2015 1947 Chenin Blanc, Kaapzicht: The 2015 “1947” Chenin Blanc has a light dried pineapple and citrus nose with scents of apricot and quince developing in the glass. The palate is fresh on the entry with a slightly waxy texture, the acidity nicely judged and armed with an appealing lightly honeyed, quince-tinged finish. Enjoy this over the next 3-4 years.

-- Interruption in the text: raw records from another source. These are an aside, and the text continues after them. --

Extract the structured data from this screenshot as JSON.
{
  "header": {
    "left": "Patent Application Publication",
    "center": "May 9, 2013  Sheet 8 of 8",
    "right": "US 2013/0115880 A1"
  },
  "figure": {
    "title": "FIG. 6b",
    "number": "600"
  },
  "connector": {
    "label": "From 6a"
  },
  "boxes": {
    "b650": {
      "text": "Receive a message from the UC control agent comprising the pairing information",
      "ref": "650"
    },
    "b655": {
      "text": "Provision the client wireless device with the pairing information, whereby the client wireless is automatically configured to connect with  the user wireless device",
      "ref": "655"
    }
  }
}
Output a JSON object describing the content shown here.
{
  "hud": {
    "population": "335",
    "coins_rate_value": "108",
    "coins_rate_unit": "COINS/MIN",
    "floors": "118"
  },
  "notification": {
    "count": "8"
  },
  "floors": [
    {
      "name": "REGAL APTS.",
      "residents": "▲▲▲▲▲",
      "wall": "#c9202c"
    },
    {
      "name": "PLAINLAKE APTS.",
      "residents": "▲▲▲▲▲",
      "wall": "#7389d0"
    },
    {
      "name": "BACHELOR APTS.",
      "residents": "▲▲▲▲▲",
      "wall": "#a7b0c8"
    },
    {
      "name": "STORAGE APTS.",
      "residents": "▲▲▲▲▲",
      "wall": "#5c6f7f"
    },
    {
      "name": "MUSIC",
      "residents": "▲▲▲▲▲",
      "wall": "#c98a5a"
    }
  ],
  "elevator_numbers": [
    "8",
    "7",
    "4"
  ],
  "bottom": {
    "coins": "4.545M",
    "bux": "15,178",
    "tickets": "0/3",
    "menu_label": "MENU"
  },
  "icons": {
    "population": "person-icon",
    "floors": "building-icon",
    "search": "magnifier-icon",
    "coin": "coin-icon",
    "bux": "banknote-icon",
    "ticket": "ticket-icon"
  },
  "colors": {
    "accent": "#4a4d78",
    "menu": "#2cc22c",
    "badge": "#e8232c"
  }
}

2015 Chardonnay, Rustenberg: From purchased fruit, the 2015 Chardonnay is matured in 300-liter barrels with three liters of lees added to each (25% new oak). It has a classic, powerful, generous bouquet with tropical fruit (guava and dried pineapple) that manages to regain satisfactory freshness. The palate is fresh on the entry with crisp acidity, just a hint of lychee rounded off with a pleasant saline note right on the finish. This is a well-made Chardonnay to drink now and over the next 4-5 years.

2014 DMZ Grenache, DeMorgenzon: The maiden 2014 DMZ Grenache Noir comes from the estate from more gravelly, shallower soils compared to others. It has attractive red plum and strawberry scents that are clean and straightforward. The palate is fresh on the entry with crisp acidity, a little grainy in texture with more black fruit towards the structured finish, a tang of spice lingering on the aftertaste. This is a commendable debut: a “cool” Grenache that will drink well for 4-6 years. Alas, not available in the US at the moment.

2014 Summit, Guardian Peak: The 2014 Summit is a mainly Syrah/Mourvèdre blend with a splash of Grenache matured in French and American oak. It has a perfumed bouquet with kirsch, red cherries and boysenberry fruit that are neatly integrated with the oak. The palate is medium-bodied with smooth and sumptuous red berry fruit, well-judged acidity and a caressing, sweet finish. This should be delicious over the next 4-5 years.

2014 John X Merriman, Rustenberg: The 2014 John X Merriman is the spiciest vintage to date according to Murray Barlow, due to the cooler growing season that did not go past 30 degrees Celsius during the season. Matured in 35% new oak for 20 months, that spice-box element does percolate through the red berry fruit on the nose, touches of bay leaf and melted tar emerging with time. The palate is medium-bodied with slightly chewy tannin on the entry, a fine seam of acidity, grippy and quite assertive at first, but calmer towards the finish with that long spicy/pepper tail on the aftertaste. Give this 2-3 years in bottle. This is discretely classy even if it is just missing that “X” factor.

2015 Red Muscadel, Rustenberg: The 2015 Red Muscadelle comes from the Calitzdorp region and is fortified with 96% SVR spirit. Matured in French oak for three months, it has a lucid Amber color. The nose is actually quite simple with orange sorbet, rose petal, marmalade and Muscat-like scents (bizarrely, quite like a Gewurztraminer). The palate is nicely balanced with a viscous opening, the acidity nicely judged with marmalade, tangy orange peel and lychee, leading to a lovely honeyed finish. This is delicious.